For the duplicate contents canonical labelling can be used (we will talk about it in a next post).
Results of the internal search
If you have the internal search function on your website, you can choose to omit the pages of results generated by this type of query.
Ignoring the protected areas of your website
You can tell web crawlers to ignore some files or areas like the employees’ intranet. There are legal reasons to do so, how to protect employees’ information data, or simply because they are not relevant pages for users of your website.
Locate your sitemap.xml file
Another tool used by robots is the sitemap, or site map, where the tree of locations of the pages of your website is detailed.
Inserting the URL of the sitemap in your robots.txt facilitates the tracking of robots to the most important content of your website.
Create a robots.txt file
Create a new text file using Text Edit (Mac) and Notepad (PC) and save it as the name “robots.txt”
Upload to the root directory of your website normally called “htdocs” or “www”, which causes it to appear directly after the domain name.
If you use subdomains, you can create a robots.txt file for each of them.
Common file instructions Robots.txt
The robots.txt file depends on the requirements of your website, so every robots.txt is different from one website to another.
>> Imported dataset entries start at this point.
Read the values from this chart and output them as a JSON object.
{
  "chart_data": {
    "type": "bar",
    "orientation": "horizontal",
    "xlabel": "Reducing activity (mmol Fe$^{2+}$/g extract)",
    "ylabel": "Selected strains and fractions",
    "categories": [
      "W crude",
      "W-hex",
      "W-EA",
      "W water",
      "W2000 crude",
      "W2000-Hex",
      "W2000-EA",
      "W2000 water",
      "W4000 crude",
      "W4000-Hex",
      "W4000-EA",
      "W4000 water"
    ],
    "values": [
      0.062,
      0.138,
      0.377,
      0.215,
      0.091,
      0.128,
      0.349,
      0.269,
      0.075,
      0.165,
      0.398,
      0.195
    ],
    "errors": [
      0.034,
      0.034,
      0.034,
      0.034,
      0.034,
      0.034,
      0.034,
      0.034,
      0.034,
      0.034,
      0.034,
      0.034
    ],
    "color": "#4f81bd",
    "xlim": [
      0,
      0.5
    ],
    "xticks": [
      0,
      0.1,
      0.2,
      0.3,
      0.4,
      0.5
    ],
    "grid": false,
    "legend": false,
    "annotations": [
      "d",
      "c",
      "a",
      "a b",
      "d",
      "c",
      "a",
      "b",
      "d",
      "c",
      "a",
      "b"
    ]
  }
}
However, there are some general instructions to configure a good tracking of your site.
First you have to authorize the robots to track your website, using the “User-agent:” command. Example: User-agent: Google bot (one of Google’s robots) means: “Google: follow the instructions below.”
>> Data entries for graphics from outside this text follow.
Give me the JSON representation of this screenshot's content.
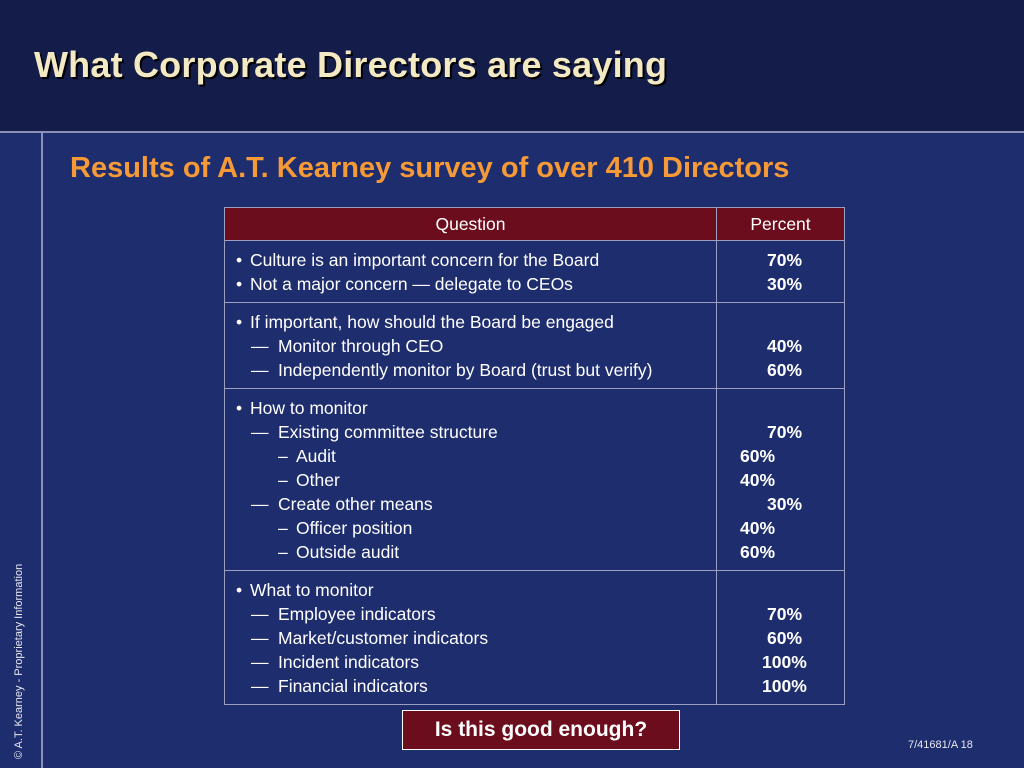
{
  "slide": {
    "title": "What Corporate Directors are saying",
    "subtitle": "Results of A.T. Kearney survey of over 410 Directors",
    "copyright": "© A.T. Kearney - Proprietary Information",
    "callout": "Is this good enough?",
    "footer": "7/41681/A  18"
  },
  "table": {
    "headers": [
      "Question",
      "Percent"
    ],
    "groups": [
      {
        "lines": [
          {
            "marker": "•",
            "text": "Culture is an important concern for the Board"
          },
          {
            "marker": "•",
            "text": "Not a major concern — delegate to CEOs"
          }
        ],
        "percents": [
          "70%",
          "30%"
        ]
      },
      {
        "lines": [
          {
            "marker": "•",
            "text": "If important, how should the Board be engaged"
          },
          {
            "marker": "—",
            "text": "Monitor through CEO"
          },
          {
            "marker": "—",
            "text": "Independently monitor by Board (trust but verify)"
          }
        ],
        "percents": [
          "",
          "40%",
          "60%"
        ]
      },
      {
        "lines": [
          {
            "marker": "•",
            "text": "How to monitor"
          },
          {
            "marker": "—",
            "text": "Existing committee structure"
          },
          {
            "marker": "–",
            "text": "Audit"
          },
          {
            "marker": "–",
            "text": "Other"
          },
          {
            "marker": "—",
            "text": "Create other means"
          },
          {
            "marker": "–",
            "text": "Officer position"
          },
          {
            "marker": "–",
            "text": "Outside audit"
          }
        ],
        "percents": [
          "",
          "70%",
          "60%",
          "40%",
          "30%",
          "40%",
          "60%"
        ]
      },
      {
        "lines": [
          {
            "marker": "•",
            "text": "What to monitor"
          },
          {
            "marker": "—",
            "text": "Employee indicators"
          },
          {
            "marker": "—",
            "text": "Market/customer indicators"
          },
          {
            "marker": "—",
            "text": "Incident indicators"
          },
          {
            "marker": "—",
            "text": "Financial indicators"
          }
        ],
        "percents": [
          "",
          "70%",
          "60%",
          "100%",
          "100%"
        ]
      }
    ]
  },
  "colors": {
    "background": "#1e2d6e",
    "title_bar": "#141c4a",
    "title_text": "#f3e9c3",
    "subtitle_text": "#f59a37",
    "table_header": "#6b0d1d",
    "callout_fill": "#6b0d1d"
  }
}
If you want to authorize all the trackers you just have to put the following: User-agent: *
In this link you will find all the search engine crawlers.
No-index specific pages
The next step after the User-agent, is to use the Allow: and Disallow: instructions to indicate to the robots what to index and what not.
Disallow: / terms-conditions
Locate the sitemap
As we said before, telling web crawlers where the XML sitemap is is a good practice for SEO on your website. You can indicate it in the robots.txt in this way:
Sitemap: http //: www.my-domain / sitemap.xml
If you want to know more about this topic, we recommend this complete guide in Google Webmaster Tools to know other commands and try your robots.txt.